There’s good evidence that physical activity, such as gentle strengthening exercises combined with some walking, can help to reduce the symptoms of fatigue. Being active may help to boost your appetite and give you more energy. It can also improve your general well-being, so it’s important to try to exercise a bit, even if you don’t feel like it. It’s best to try to get a good balance between being active, exercising and getting plenty of rest.
Before you start to do any physical activity or increase the amount you do, it’s important to get advice from a healthcare professional.
You may be a little bit nervous about getting started – that’s understandable. It’s best to choose an activity or exercise that you enjoy. Try to maintain the amount of activity you do.
However, if you have fatigue, this may not always be possible. Remember that some exercise is always better than no exercise. Simple goals, such as walking from the front door to the back door, may be an achievable goal for you. But try to increase your level of activity and build up the amount of exercise you do a bit at a time.

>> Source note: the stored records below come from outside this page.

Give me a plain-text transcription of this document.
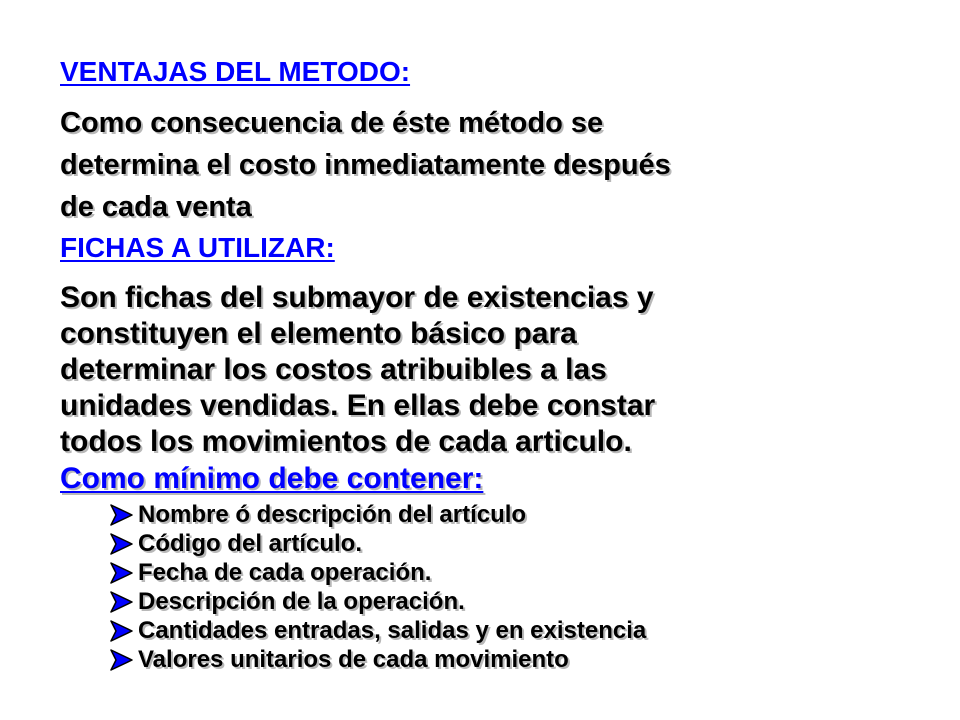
VENTAJAS DEL METODO:
Como consecuencia de éste método se
determina el costo inmediatamente después
de cada venta
FICHAS A UTILIZAR:
Son fichas del submayor de existencias y
constituyen el elemento básico para
determinar los costos atribuibles a las
unidades vendidas. En ellas debe constar
todos los movimientos de cada articulo.
Como mínimo debe contener:
Nombre ó descripción del artículo
Código del artículo.
Fecha de cada operación.
Descripción de la operación.
Cantidades entradas, salidas y en existencia
Valores unitarios de cada movimiento
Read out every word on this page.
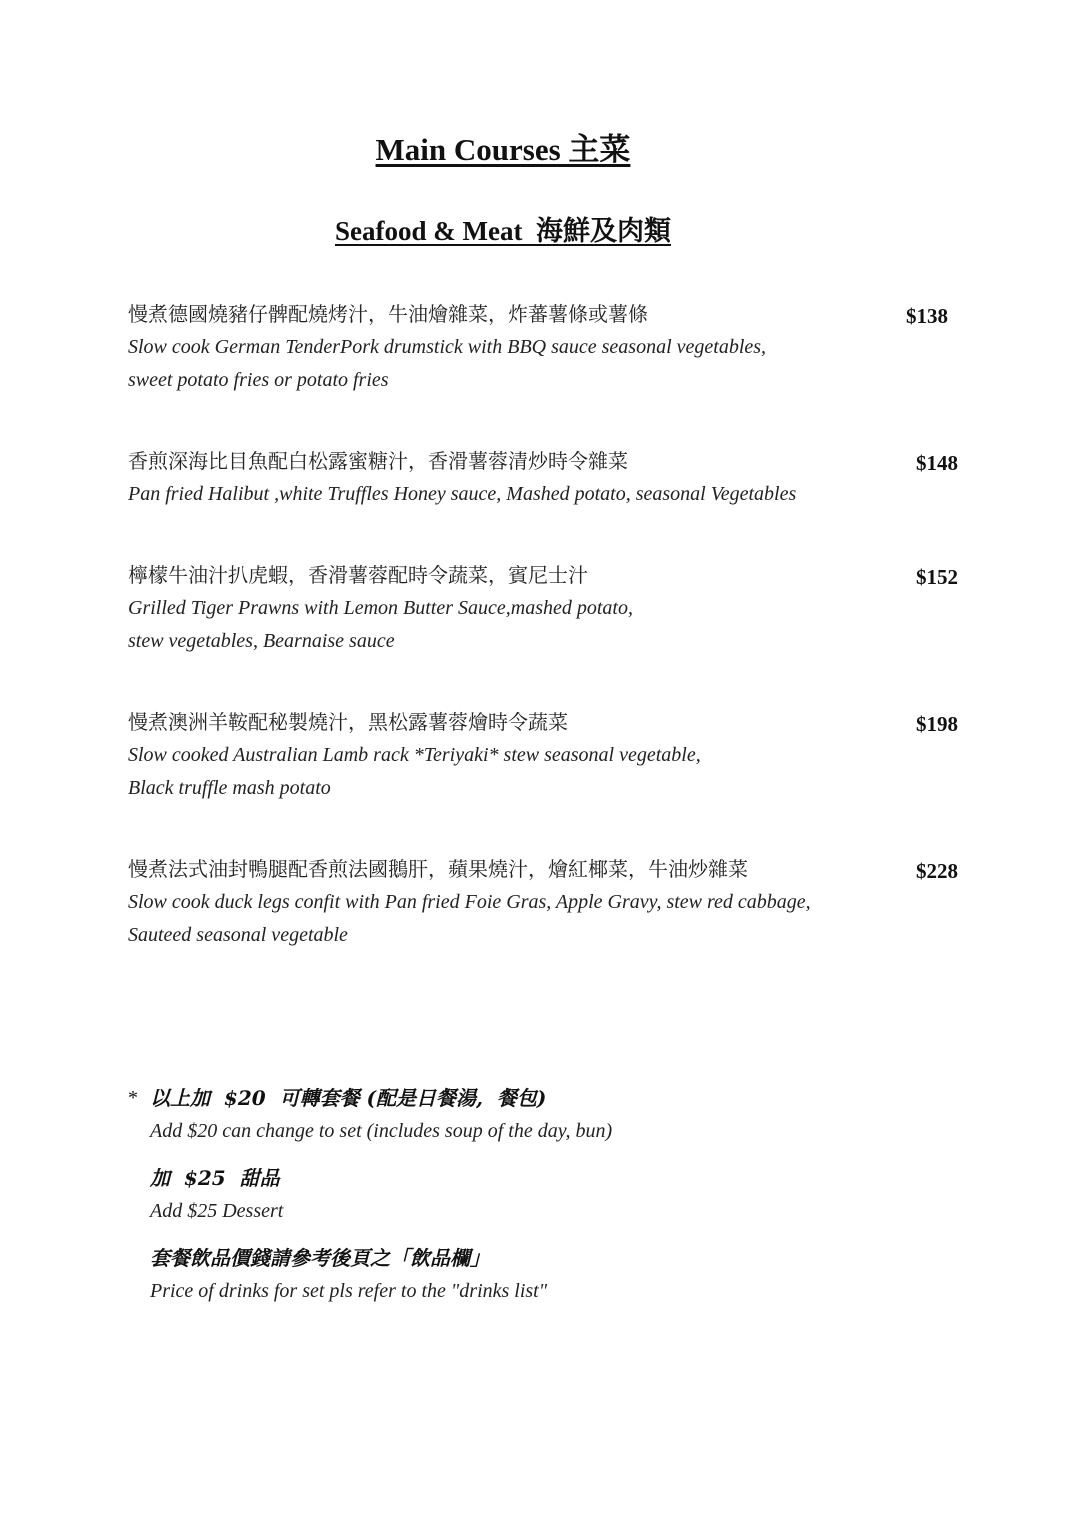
Main Courses 主菜
Seafood & Meat  海鮮及肉類
慢煮德國燒豬仔髀配燒烤汁，牛油燴雜菜，炸蕃薯條或薯條
Slow cook German TenderPork drumstick with BBQ sauce seasonal vegetables,
sweet potato fries or potato fries
$138
香煎深海比目魚配白松露蜜糖汁，香滑薯蓉清炒時令雜菜
Pan fried Halibut ,white Truffles Honey sauce, Mashed potato, seasonal Vegetables
$148
檸檬牛油汁扒虎蝦，香滑薯蓉配時令蔬菜，賓尼士汁
Grilled Tiger Prawns with Lemon Butter Sauce,mashed potato,
stew vegetables, Bearnaise sauce
$152
慢煮澳洲羊鞍配秘製燒汁，黑松露薯蓉燴時令蔬菜
Slow cooked Australian Lamb rack *Teriyaki* stew seasonal vegetable,
Black truffle mash potato
$198
慢煮法式油封鴨腿配香煎法國鵝肝，蘋果燒汁，燴紅椰菜，牛油炒雜菜
Slow cook duck legs confit with Pan fried Foie Gras, Apple Gravy, stew red cabbage,
Sauteed seasonal vegetable
$228
* 以上加  $20  可轉套餐 (配是日餐湯,  餐包)
Add $20 can change to set (includes soup of the day, bun)
加  $25  甜品
Add $25 Dessert
套餐飲品價錢請參考後頁之「飲品欄」
Price of drinks for set pls refer to the "drinks list"
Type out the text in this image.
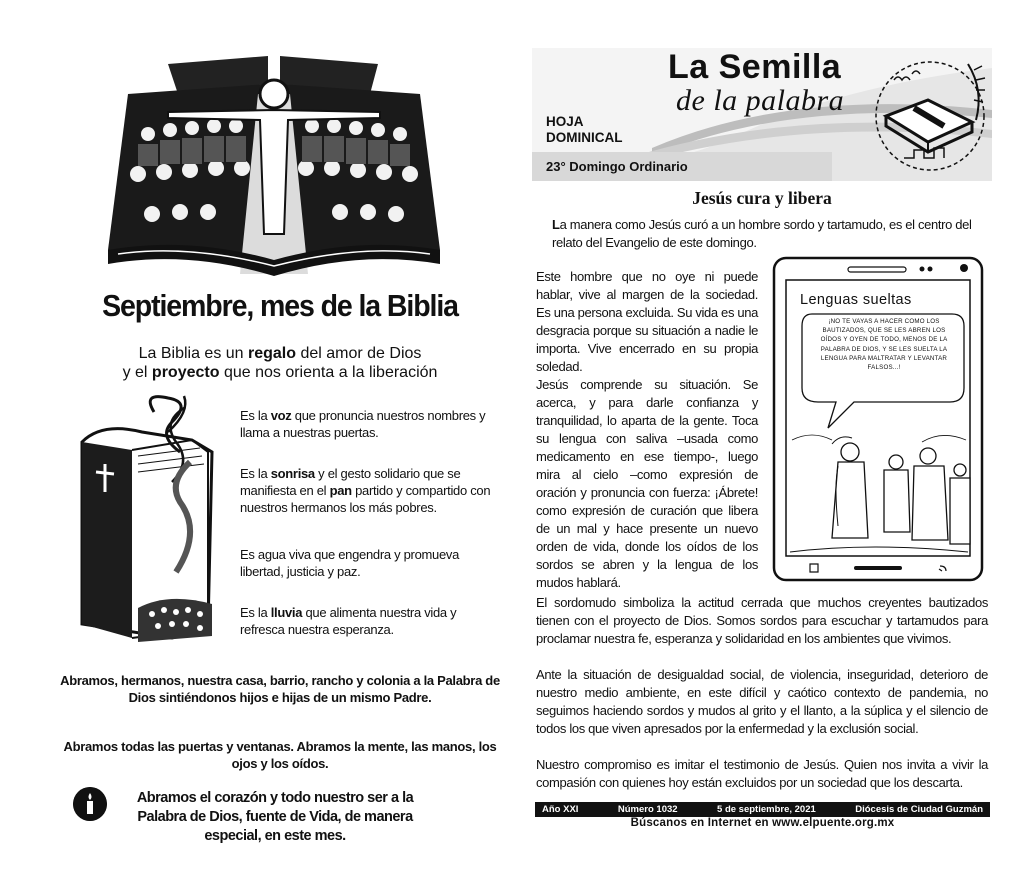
Septiembre, mes de la Biblia
La Biblia es un regalo del amor de Dios
y el proyecto que nos orienta a la liberación
Es la voz que pronuncia nuestros nombres y llama a nuestras puertas.
Es la sonrisa y el gesto solidario que se manifiesta en el pan partido y compartido con nuestros hermanos los más pobres.
Es agua viva que engendra y promueva libertad, justicia y paz.
Es la lluvia que alimenta nuestra vida y refresca nuestra esperanza.
Abramos, hermanos, nuestra casa, barrio, rancho y colonia a la Palabra de Dios sintiéndonos hijos e hijas de un mismo Padre.
Abramos todas las puertas y ventanas. Abramos la mente, las manos, los ojos y los oídos.
Abramos el corazón y todo nuestro ser a la Palabra de Dios, fuente de Vida, de manera especial, en este mes.
La Semilla
de la palabra
HOJA
DOMINICAL
23° Domingo Ordinario
Jesús cura y libera
La manera como Jesús curó a un hombre sordo y tartamudo, es el centro del relato del Evangelio de este domingo.
Este hombre que no oye ni puede hablar, vive al margen de la sociedad. Es una persona excluida. Su vida es una desgracia porque su situación a nadie le importa. Vive encerrado en su propia soledad.
Jesús comprende su situación. Se acerca, y para darle confianza y tranquilidad, lo aparta de la gente. Toca su lengua con saliva –usada como medicamento en ese tiempo-, luego mira al cielo –como expresión de oración y pronuncia con fuerza: ¡Ábrete! como expresión de curación que libera de un mal y hace presente un nuevo orden de vida, donde los oídos de los sordos se abren y la lengua de los mudos hablará.
Lenguas sueltas
¡NO TE VAYAS A HACER COMO LOS BAUTIZADOS, QUE SE LES ABREN LOS OÍDOS Y OYEN DE TODO, MENOS DE LA PALABRA DE DIOS, Y SE LES SUELTA LA LENGUA PARA MALTRATAR Y LEVANTAR FALSOS...!
El sordomudo simboliza la actitud cerrada que muchos creyentes bautizados tienen con el proyecto de Dios. Somos sordos para escuchar y tartamudos para proclamar nuestra fe, esperanza y solidaridad en los ambientes que vivimos.
Ante la situación de desigualdad social, de violencia, inseguridad, deterioro de nuestro medio ambiente, en este difícil y caótico contexto de pandemia, no seguimos haciendo sordos y mudos al grito y el llanto, a la súplica y el silencio de todos los que viven apresados por la enfermedad y la exclusión social.
Nuestro compromiso es imitar el testimonio de Jesús. Quien nos invita a vivir la compasión con quienes hoy están excluidos por un sociedad que los descarta.
Año XXI	Número 1032	5 de septiembre, 2021	Diócesis de Ciudad Guzmán
Búscanos en Internet en www.elpuente.org.mx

Your cancer specialist or GP can advise you on the type and amount of activity that’s safe for you. It’s also important to discuss any other medical conditions you have, such as high blood pressure, diabetes or lung problems, as these may be affected by physical activity.
You might find it helpful to get advice about exercise from a specialist cancer physiotherapist. Your GP or cancer specialist can arrange a referral for you. A physiotherapist can help you:
- build up your physical fitness
- improve your energy, strength, joint range, coordination and balance
- manage the side effects of treatment
- set some realistic goals for keeping active.
The physiotherapist may suggest referring you for a supervised group exercise programme. These groups are run by healthcare professionals or experienced fitness trainers. Many people find the social side of being in a group enjoyable, and it may also help give you a bit more motivation to exercise.
General suggestions for exercise
- It’s helpful to set yourself some personal goals using the simple steps below. Try not to do too much, too soon.
- Plan some activity or light exercise into your day.
- Try some regular, light exercise, such as walking, and simple strengthening exercises like standing up and sitting down. These have been shown to reduce fatigue, and can help some people sleep better.
- Exercises such as yoga, qigong, pilates and tai chi may be particularly good, as they involve gentle movement, stretching, breathing and balance.
- Select exercise that you enjoy.
- If exercise is impossible, try to stay active in your daily routine.
- Pay attention to how your body reacts to activity and exercise. How did you feel? How well did you sleep afterwards?
- Drink plenty of fluids before, during and after exercise.
- Keep a record of your activities so that you and your healthcare team can monitor your progress. You could write them down in a fatigue diary.
- Allow your muscles time to recover after activity by balancing activity with rest.
- Don’t exercise if you feel unwell, are in pain or have any other symptoms that worry you, such as feeling breathless. Let your doctor know if you feel unwell or have worrying symptoms.